大肠杆菌 FtsH 是一种膜结合且 ATP 依赖性蛋白酶。 FtsH 的 N 末端区域介导膜缔合以及该酶的同源寡聚体相互作用。之前我们研究了 FtsH 衍生物的体内功能，其中 N 端膜区域被删除 (FtsH(ΔTM))，被亮氨酸拉链 (Zip-FtsH(ΔTM)) 取代，或被乳糖通透酶跨膜片段 (LacY-FtsH) 取代 (1)。这表明同源寡聚化是最小蛋白水解活性所必需的，而跨膜序列是膜蛋白降解所必需的。我们在体外纯化并表征了这些蛋白质。 LacY-FtsH 降解可溶性蛋白和膜蛋白，但 Zip-FtsH(ΔTM) 仅降解可溶性蛋白。这些蛋白质还表现出显着的 ATP 酶活性。然而，FtsH(ΔTM) 在 ATP 酶和蛋白酶活性方面仍然不活跃，尽管它保留了 ATP 结合以及变性的蛋白质结合能力。这些结果表明，亚基关联对于 FtsH 的 ATP 水解活性很重要，并且即使在去污剂溶解的条件下，跨膜序列也必须存在才能降解膜蛋白。我们证明这种酶还可以在 C 端胞质尾部启动蛋白水解。这种降解模式也是进行性的，可以通过紧密折叠的周质结构域来中止。这些结果表明，相同的酶可以表现出 N 到 C 或 C 到 N 的持续合成能力，具体取决于。 FtsH 的序列比对表明，与大肠杆菌 FtsH 的 Glu 479 对应的位置处的谷氨酸残基是保守的。

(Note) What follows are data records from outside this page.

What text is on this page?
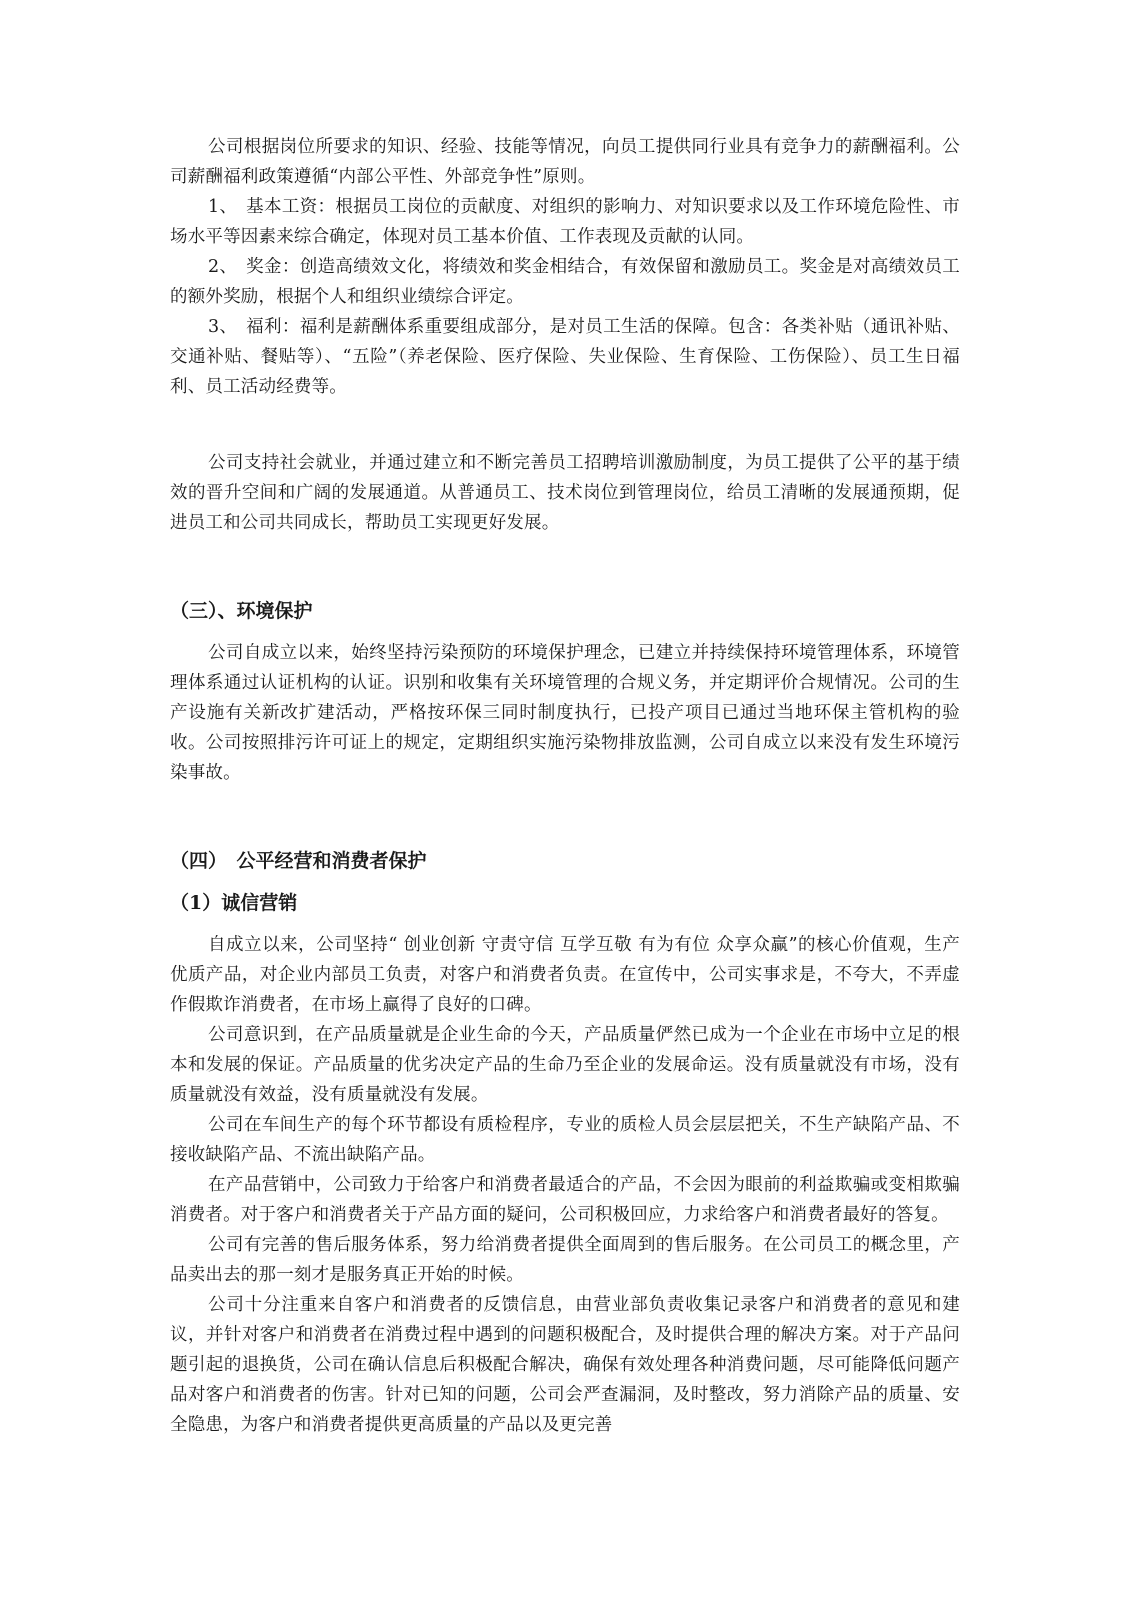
公司根据岗位所要求的知识、经验、技能等情况，向员工提供同行业具有竞争力的薪酬福利。公司薪酬福利政策遵循“内部公平性、外部竞争性”原则。

1、 基本工资：根据员工岗位的贡献度、对组织的影响力、对知识要求以及工作环境危险性、市场水平等因素来综合确定，体现对员工基本价值、工作表现及贡献的认同。

2、 奖金：创造高绩效文化，将绩效和奖金相结合，有效保留和激励员工。奖金是对高绩效员工的额外奖励，根据个人和组织业绩综合评定。

3、 福利：福利是薪酬体系重要组成部分，是对员工生活的保障。包含：各类补贴（通讯补贴、交通补贴、餐贴等）、“五险”（养老保险、医疗保险、失业保险、生育保险、工伤保险）、员工生日福利、员工活动经费等。

公司支持社会就业，并通过建立和不断完善员工招聘培训激励制度，为员工提供了公平的基于绩效的晋升空间和广阔的发展通道。从普通员工、技术岗位到管理岗位，给员工清晰的发展通预期，促进员工和公司共同成长，帮助员工实现更好发展。

（三）、环境保护

公司自成立以来，始终坚持污染预防的环境保护理念，已建立并持续保持环境管理体系，环境管理体系通过认证机构的认证。识别和收集有关环境管理的合规义务，并定期评价合规情况。公司的生产设施有关新改扩建活动，严格按环保三同时制度执行，已投产项目已通过当地环保主管机构的验收。公司按照排污许可证上的规定，定期组织实施污染物排放监测，公司自成立以来没有发生环境污染事故。

（四）　公平经营和消费者保护
（1）诚信营销

自成立以来，公司坚持“ 创业创新 守责守信 互学互敬 有为有位 众享众赢”的核心价值观，生产优质产品，对企业内部员工负责，对客户和消费者负责。在宣传中，公司实事求是，不夸大，不弄虚作假欺诈消费者，在市场上赢得了良好的口碑。

公司意识到，在产品质量就是企业生命的今天，产品质量俨然已成为一个企业在市场中立足的根本和发展的保证。产品质量的优劣决定产品的生命乃至企业的发展命运。没有质量就没有市场，没有质量就没有效益，没有质量就没有发展。

公司在车间生产的每个环节都设有质检程序，专业的质检人员会层层把关，不生产缺陷产品、不接收缺陷产品、不流出缺陷产品。

在产品营销中，公司致力于给客户和消费者最适合的产品，不会因为眼前的利益欺骗或变相欺骗消费者。对于客户和消费者关于产品方面的疑问，公司积极回应，力求给客户和消费者最好的答复。

公司有完善的售后服务体系，努力给消费者提供全面周到的售后服务。在公司员工的概念里，产品卖出去的那一刻才是服务真正开始的时候。

公司十分注重来自客户和消费者的反馈信息，由营业部负责收集记录客户和消费者的意见和建议，并针对客户和消费者在消费过程中遇到的问题积极配合，及时提供合理的解决方案。对于产品问题引起的退换货，公司在确认信息后积极配合解决，确保有效处理各种消费问题，尽可能降低问题产品对客户和消费者的伤害。针对已知的问题，公司会严查漏洞，及时整改，努力消除产品的质量、安全隐患，为客户和消费者提供更高质量的产品以及更完善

该位置的突变损害了 FtsH 体内的蛋白水解功能。突变酶的体外蛋白水解活性较低，但高浓度锌离子显着刺激。这些突变并未引起 FtsH 的总体构象变化。纯化后突变蛋白表现出锌含量降低。从这些结果中，我们得出结论：Glu 479 是锌配位残基。较少的

项目成果

Kazue Kanehara: "Characterization the yaeL gene product and its S2P-protease motifs in Escherichia coli"Gene. 281. 71-79 (2001)

Kazue Kanehara：“表征大肠杆菌中的 yaeL 基因产物及其 S2P 蛋白酶基序”基因。

Akiyama,Y.: "Self-processing of FtsH and its implication for the cleavage specificity of this protease"Biochemistry. 38. 11693-11699 (1999)

Akiyama，Y.：“FtsH 的自加工及其对该蛋白酶切割特异性的影响”生物化学。

Akio Kihara: "Dislocation of membrane proteins in FtsH-mediated proteolysis"EMBO J.. 18. 2970-2981 (1999)

Akio Kihara：“FtsH 介导的蛋白水解中膜蛋白的错位”EMBO J.. 18. 2970-2981 (1999)

Yoshinori Akiyama: "Roles of multimerization and membrane association in the proteolytic functions of FtsH (HflB)"EMBO J.. 19. 3888-3895 (2000)

Yoshinori Akiyama：“多聚化和膜缔合在 FtsH (HflB) 蛋白水解功能中的作用”EMBO J.. 19. 3888-3895 (2000)

Yoshinori Akiyama: "Roles of the home-oligomerization and membrane association in the ATPase and proteolytic activities of FtsH in vitro"Biochemistry. 40. 7687-7693 (2001)

Yoshinori Akiyama：“同源寡聚化和膜缔合在 ATP 酶和体外 FtsH 蛋白水解活性中的作用”生物化学。